A Prince William County grand jury has indicted the man police call the East Coast Rapist on charges of rape and abduction stemming from a Halloween 2009 attack on three trick-or-treaters.
Aaron H. Thomas, 40, now faces a potential maximum of five life sentences if convicted at trial in Prince William County on two counts of rape, three counts of abduction with intent to defile, and related firearms charges. An initial trial date was set for July 31.
Thomas, who at one point lived in Woodbridge and was arrested in New Haven, Conn. last year, is suspected of raping women up and down the east coast beginning in the mid-1990s. He has been linked by DNA evidence to rapes in Prince William, Prince George’s and Fairfax counties, as well as in Leesburg and New Haven.
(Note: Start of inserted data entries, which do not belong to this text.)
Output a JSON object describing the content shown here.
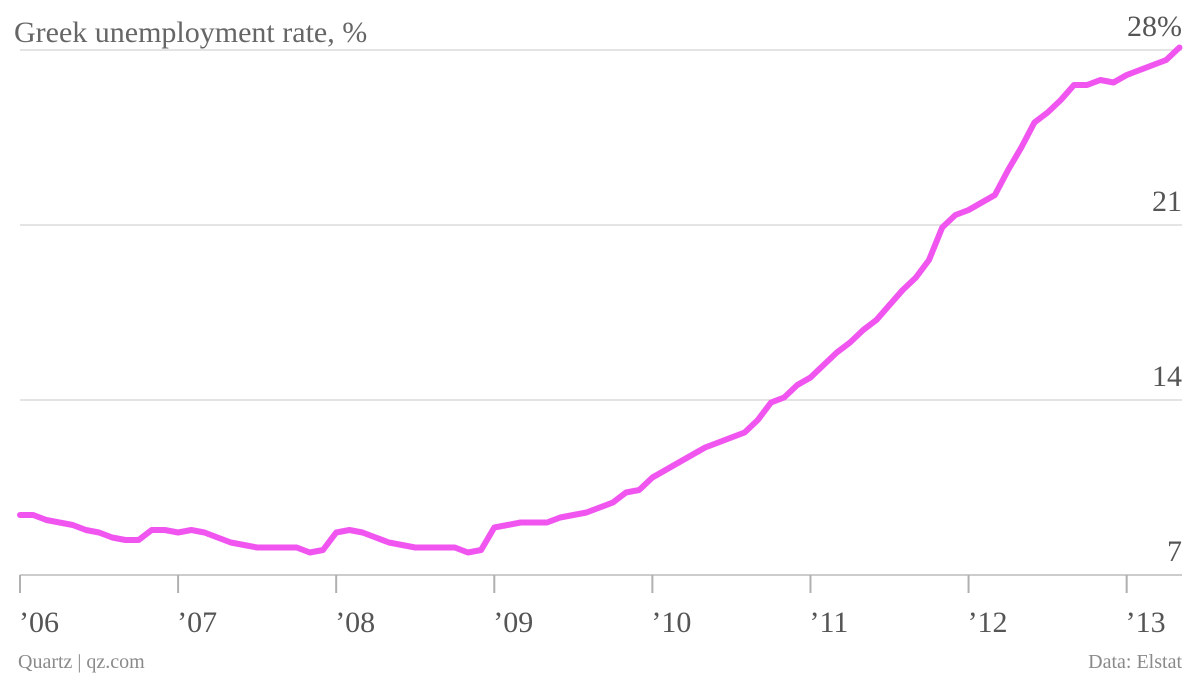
{
  "chart_data": {
    "type": "line",
    "title": "Greek unemployment rate, %",
    "xlabel": "",
    "ylabel": "",
    "ylim": [
      7,
      28
    ],
    "xlim": [
      2006.0,
      2013.35
    ],
    "yticks": [
      7,
      14,
      21,
      28
    ],
    "ytick_labels": [
      "7",
      "14",
      "21",
      "28%"
    ],
    "xticks": [
      2006,
      2007,
      2008,
      2009,
      2010,
      2011,
      2012,
      2013
    ],
    "xtick_labels": [
      "’06",
      "’07",
      "’08",
      "’09",
      "’10",
      "’11",
      "’12",
      "’13"
    ],
    "grid": true,
    "color": "#f055f0",
    "series": [
      {
        "name": "",
        "x": [
          2006.0,
          2006.0833,
          2006.1667,
          2006.25,
          2006.3333,
          2006.4167,
          2006.5,
          2006.5833,
          2006.6667,
          2006.75,
          2006.8333,
          2006.9167,
          2007.0,
          2007.0833,
          2007.1667,
          2007.25,
          2007.3333,
          2007.4167,
          2007.5,
          2007.5833,
          2007.6667,
          2007.75,
          2007.8333,
          2007.9167,
          2008.0,
          2008.0833,
          2008.1667,
          2008.25,
          2008.3333,
          2008.4167,
          2008.5,
          2008.5833,
          2008.6667,
          2008.75,
          2008.8333,
          2008.9167,
          2009.0,
          2009.0833,
          2009.1667,
          2009.25,
          2009.3333,
          2009.4167,
          2009.5,
          2009.5833,
          2009.6667,
          2009.75,
          2009.8333,
          2009.9167,
          2010.0,
          2010.0833,
          2010.1667,
          2010.25,
          2010.3333,
          2010.4167,
          2010.5,
          2010.5833,
          2010.6667,
          2010.75,
          2010.8333,
          2010.9167,
          2011.0,
          2011.0833,
          2011.1667,
          2011.25,
          2011.3333,
          2011.4167,
          2011.5,
          2011.5833,
          2011.6667,
          2011.75,
          2011.8333,
          2011.9167,
          2012.0,
          2012.0833,
          2012.1667,
          2012.25,
          2012.3333,
          2012.4167,
          2012.5,
          2012.5833,
          2012.6667,
          2012.75,
          2012.8333,
          2012.9167,
          2013.0,
          2013.0833,
          2013.1667,
          2013.25,
          2013.3333
        ],
        "values": [
          9.4,
          9.4,
          9.2,
          9.1,
          9.0,
          8.8,
          8.7,
          8.5,
          8.4,
          8.4,
          8.8,
          8.8,
          8.7,
          8.8,
          8.7,
          8.5,
          8.3,
          8.2,
          8.1,
          8.1,
          8.1,
          8.1,
          7.9,
          8.0,
          8.7,
          8.8,
          8.7,
          8.5,
          8.3,
          8.2,
          8.1,
          8.1,
          8.1,
          8.1,
          7.9,
          8.0,
          8.9,
          9.0,
          9.1,
          9.1,
          9.1,
          9.3,
          9.4,
          9.5,
          9.7,
          9.9,
          10.3,
          10.4,
          10.9,
          11.2,
          11.5,
          11.8,
          12.1,
          12.3,
          12.5,
          12.7,
          13.2,
          13.9,
          14.1,
          14.6,
          14.9,
          15.4,
          15.9,
          16.3,
          16.8,
          17.2,
          17.8,
          18.4,
          18.9,
          19.6,
          20.9,
          21.4,
          21.6,
          21.9,
          22.2,
          23.2,
          24.1,
          25.1,
          25.5,
          26.0,
          26.6,
          26.6,
          26.8,
          26.7,
          27.0,
          27.2,
          27.4,
          27.6,
          28.1
        ]
      }
    ]
  },
  "footer": {
    "source_left": "Quartz | qz.com",
    "source_right": "Data: Elstat"
  }
}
The case was a long-standing mystery — though police had the DNA evidence linking the cases, they didn’t have a suspect to go with it — until after the Halloween 2009 attack. That crime, involving the rape of two girls at the bottom of a wooded ravine, led to a Washington Post investigation and reenergized police efforts to catch the rapist.
Ultimately, high-tech crime fighting technology put Thomas on a list of potential suspects, and an anonymous tip led police to focus on him. Detectives surreptitiously collected DNA from Thomas in Connecticut last year, pulling it off of a discarded cigarette butt, and they arrested him after it was a match.
Police officials testified at a preliminary hearing last month that Thomas admitted involvement in the crimes during interviews after his arrest, saying that he knew he was being questioned because of the Halloween case. The three girls who were abducted in Prince William County faced Thomas in court for the first time, recounting the attack and one girl’s efforts to contact police — efforts that drove the rapist off as police cars approached.
“Like most victims, they got some solace from telling their side of the story,” said Commonwealth’s Attorney Paul B. Ebert, who is prosecuting the case. “I felt they were very poised and sophisticated young women who made good witnesses. They were happy to do their part.”
Thomas’s defense attorneys pointed out at the hearing that none of the witnesses could identify Thomas as their attacker, nor could they say for certain that the rapist had a real gun. All three girls testified that the attacker approached them from behind in the dark and was wearing a ski mask that concealed all but the skin around his eyes. Police say they have linked Thomas to the crime via DNA evidence.
“The defense will attack the evidence we have the best they can, but we intend to go forward as quickly as possible,” Ebert said.
The method of the attack matched other rapes in the lengthy string, but it was the first reported case attributed to the East Coast Rapist that involved three victims.
Ebert received the case after prosecutors in Connecticut agreed to send Thomas to Prince William County to stand trial. Though Thomas has been linked to crimes in other jurisdictions in Virginia and Maryland, it is unclear if those cases would go forward should Thomas be convicted in his first trial. Ebert said he has not spoken to any prosecutor, other than those in Connecticut, about the case.
Thomas, who officials said had been demonstrating suicidal behavior in jail, was determined to be competent at trial after doctors examined him, prosecutors said.